In people with pulmonary fibrosis, the scar tissue that builds up in the lungs can restrict blood flow, causing blood pressure to rise and putting patients at risk of developing pulmonary hypertension.

INOpulse is a portable device that delivers nitric oxide, a potent vasodilator naturally found in the body, directly to the lungs by inhalation through a nasal cannula. Vasodilators are compounds that widen and relax blood vessels, lowering blood pressure and allowing blood to flow more easily.

The main goal of REBUILD (NCT03267108) is to assess whether INOpulse is superior to a placebo at improving patients’ moderate to vigorous physical activity (MVPA), a measure of how active a patient is in their daily life, as measured via a sensor worn on the wrist.

The trial, which began enrolling in late 2020, was cleared to reduce the number of its participants. A total of 145 people were enrolled in the placebo-controlled part of the study, a number that allows drawing conclusions about the therapy’s efficacy on MVPA, according to Bellerophon.

The Phase 3 study builds on data from a previous Phase 2 trial that tested the same dose of INOpulse — 45 mcg/kg — versus a placebo for four months.

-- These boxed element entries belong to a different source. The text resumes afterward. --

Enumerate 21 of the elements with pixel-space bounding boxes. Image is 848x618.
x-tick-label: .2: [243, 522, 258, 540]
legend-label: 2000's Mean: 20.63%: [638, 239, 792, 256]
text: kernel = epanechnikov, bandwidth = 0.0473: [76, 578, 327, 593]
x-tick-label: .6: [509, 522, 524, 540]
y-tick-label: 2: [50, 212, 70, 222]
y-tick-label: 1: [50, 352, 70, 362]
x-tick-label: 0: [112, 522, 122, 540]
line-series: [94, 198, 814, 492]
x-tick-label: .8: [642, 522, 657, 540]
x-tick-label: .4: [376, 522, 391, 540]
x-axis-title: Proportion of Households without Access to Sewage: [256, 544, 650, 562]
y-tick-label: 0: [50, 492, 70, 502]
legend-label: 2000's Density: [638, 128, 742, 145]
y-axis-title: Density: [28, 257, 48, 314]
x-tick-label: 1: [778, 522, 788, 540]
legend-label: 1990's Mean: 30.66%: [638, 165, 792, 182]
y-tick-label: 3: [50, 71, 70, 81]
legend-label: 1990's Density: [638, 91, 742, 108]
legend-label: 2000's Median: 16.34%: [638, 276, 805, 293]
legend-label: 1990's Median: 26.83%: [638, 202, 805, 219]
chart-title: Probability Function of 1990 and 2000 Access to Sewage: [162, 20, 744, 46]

Top-line results showed that INOpulse led to a significant improvement — by 20% — in MVPA compared with a placebo. The impact of lung disease on the daily lives of patients, including their shortness of breath, was also eased.

If approved, INOpulse would become the first therapy approved to treat a broad range of pulmonary fibrosis patients, including those at low, moderate, and high risk of developing pulmonary hypertension.